Een jaar of twintig geleden poolde ik met een collega op het traject Leiderdorp - Amsterdam en vice versa. Ik denk daar nog met plezier aan terug. Op een gegeven dag reden wij voor de zoveelhonderste keer door de Schipholtunnel, toen mijn collega Arie opeens opmerkte: "Wat zitten er eigenlijk weinig vogels hier." Enigszins verbouwereerd door deze opmerking begon ik uit te leggen dat het toch eigenlijk heel gewoon was dat er geen vogels in een tunnel zitten. Het is daar donker en ze hebben er niets te zoeken. Als hij nu verbaasd was geweest omdat we er nooit vleermuizen tegenkwamen had ik het beter kunnen begrijpen. Waarop Arie reageerde: "Nu je het zegt ."
Ik ben dit stukje begonnen met deze anekdote om te laten zien hoe je je plotseling kan realiseren dat je iets mist, en omdat ik deze ex-collega na vele jaren tegenkwam in het publiek bij de (halve) marathon van Leiden.
In die halve marathon, die ik 17 mei j.l. liep, kwam ik naast een jonge vrouw te lopen die blijkens de naam op haar startnummer Laura heette. (Die namen waren erop gedrukt door de organisatie. Ik heette 'Jna'. Niemand had bedacht dat dat waarschijnlijk toch wel een tikfout was.) Nu is Laura natuurlijk een hele poëtische naam. Apollo, de god van de kunsten, droeg in de klassieke oudheid al een laurierkrans die hem herinnerde aan zijn geliefde. Maar wij kennen Laura natuurlijk vooral uit de prachtige gedichten die Petrarca schreef over zijn onbereikbare geliefde. En dan realiseer je je opeens: wat is er weinig hardlooppoëzie, en al helemaal geen erotische hardlooppoëzie.
Hoe zou dat komen? Er wordt toch genoeg geschreven over hardlopen. Zo heb ik het oeuvre van Dolf Jansen er eens op nageslagen, als je ergens erotische hardlooppoëzie verwacht, dan toch daar*, maar niets hoor, geen snipper. Als er echt nooit zoiets geschreven wordt, ligt er een groot en mogelijk vruchtbaar terrein braak. Dus ik dacht: laat ik mijn gêne eens aan de kant zetten en proberen of ik wat hardloopliefdespoëzie kan knutselen.

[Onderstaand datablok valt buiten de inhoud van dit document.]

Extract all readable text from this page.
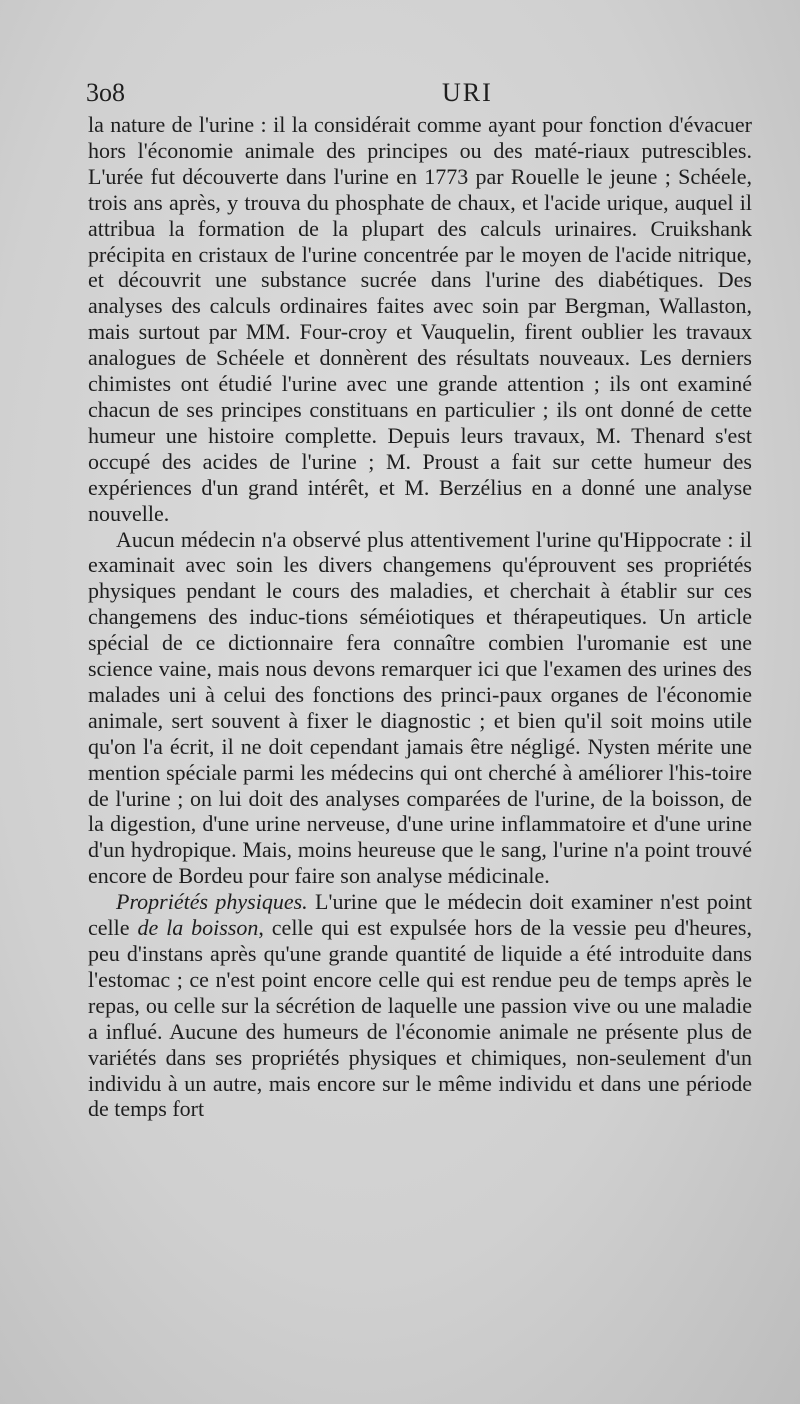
3o8	URI

la nature de l'urine : il la considérait comme ayant pour fonction d'évacuer hors l'économie animale des principes ou des maté-riaux putrescibles. L'urée fut découverte dans l'urine en 1773 par Rouelle le jeune ; Schéele, trois ans après, y trouva du phosphate de chaux, et l'acide urique, auquel il attribua la formation de la plupart des calculs urinaires. Cruikshank précipita en cristaux de l'urine concentrée par le moyen de l'acide nitrique, et découvrit une substance sucrée dans l'urine des diabétiques. Des analyses des calculs ordinaires faites avec soin par Bergman, Wallaston, mais surtout par MM. Four-croy et Vauquelin, firent oublier les travaux analogues de Schéele et donnèrent des résultats nouveaux. Les derniers chimistes ont étudié l'urine avec une grande attention ; ils ont examiné chacun de ses principes constituans en particulier ; ils ont donné de cette humeur une histoire complette. Depuis leurs travaux, M. Thenard s'est occupé des acides de l'urine ; M. Proust a fait sur cette humeur des expériences d'un grand intérêt, et M. Berzélius en a donné une analyse nouvelle.

Aucun médecin n'a observé plus attentivement l'urine qu'Hippocrate : il examinait avec soin les divers changemens qu'éprouvent ses propriétés physiques pendant le cours des maladies, et cherchait à établir sur ces changemens des induc-tions séméiotiques et thérapeutiques. Un article spécial de ce dictionnaire fera connaître combien l'uromanie est une science vaine, mais nous devons remarquer ici que l'examen des urines des malades uni à celui des fonctions des princi-paux organes de l'économie animale, sert souvent à fixer le diagnostic ; et bien qu'il soit moins utile qu'on l'a écrit, il ne doit cependant jamais être négligé. Nysten mérite une mention spéciale parmi les médecins qui ont cherché à améliorer l'his-toire de l'urine ; on lui doit des analyses comparées de l'urine, de la boisson, de la digestion, d'une urine nerveuse, d'une urine inflammatoire et d'une urine d'un hydropique. Mais, moins heureuse que le sang, l'urine n'a point trouvé encore de Bordeu pour faire son analyse médicinale.

Propriétés physiques. L'urine que le médecin doit examiner n'est point celle de la boisson, celle qui est expulsée hors de la vessie peu d'heures, peu d'instans après qu'une grande quantité de liquide a été introduite dans l'estomac ; ce n'est point encore celle qui est rendue peu de temps après le repas, ou celle sur la sécrétion de laquelle une passion vive ou une maladie a influé. Aucune des humeurs de l'économie animale ne présente plus de variétés dans ses propriétés physiques et chimiques, non-seulement d'un individu à un autre, mais encore sur le même individu et dans une période de temps fort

Zo, ik heb me nu geloof ik genoeg ingedekt. Jullie denken nu vast niet meer dat ik daar in Leiden in plaats van hard te lopen schuins marcheerde. Hier komt ie. Graag hardop lezen, desgewenst laten aanzwellen, maar de laatste twee regels ingetogen uitspreken.

 

Laura in de Leiden marathon

Net uit Leiden liep jij voor me,
Net voorbij de Lammenschans,
Op de weg naar Zoeterwoude,
Leek jouw lopen wel een dans.

Hoog en licht en kort contact,
Met de bodem en met mij,
Even liepen wij synchroon,
Heel even, zij aan zij.

We hadden beiden lage nummers,
We hadden beiden adem zat,
We moesten nog zo ver
Ik zou geluk hebben gehad.

Maar de lichtheid van je stappen,
En je ogen vrolijkheid,
Moest ik na de drinkpost missen,
Drinkend raakte ik jou kwijt.

Ik zag je later in de verte,
Slechts twee minuten naar jou toe,
Toch was je onbereikbaar,
Te jong, te fris, taboe.

Laura met je lage nummer,
Laura met je hoge tred,
Ik wil je kussen, ik wil je strelen,
Ik wil een wedstrijd met je delen.

Laura met je hoge tred,
Dans voor mij je loopballet.

         ========

 

Als jullie vinden dat dit door de beugel kan, zal ik er de volgende keer een schrijven in de trant van Slauerhoff.

 

*Dolf Jansen heeft bijvoorbeeld eens een verhaaltje geschreven over het verband tussen sportprestaties en seks. Het maakt volgens hem niet uit of je seks voor de wedstrijd hebt of erna. Alleen tijdens de wedstrijd raadt hij af. Tenzij op de bank voor de televisie.

Naschrift
Arie schreef mij naar aanleiding van dit gedicht dat hij er ook wel eens over dacht om te gaan rennen. "Maar hoewel mijn voeten precies de grond raken, zijn mijn benen volgens mij toch iets te kort om lekker hard te lopen

Naschrift 9-1-2014
Misschien niet zo zeldzaam als erotische hardlooppoëzie, maar toch bepaald alledaags, is het paardenliefdesgedicht van Mensje van Keulen, ook met de titel "Laura". Zie: Mensje van Keulen -- Laura.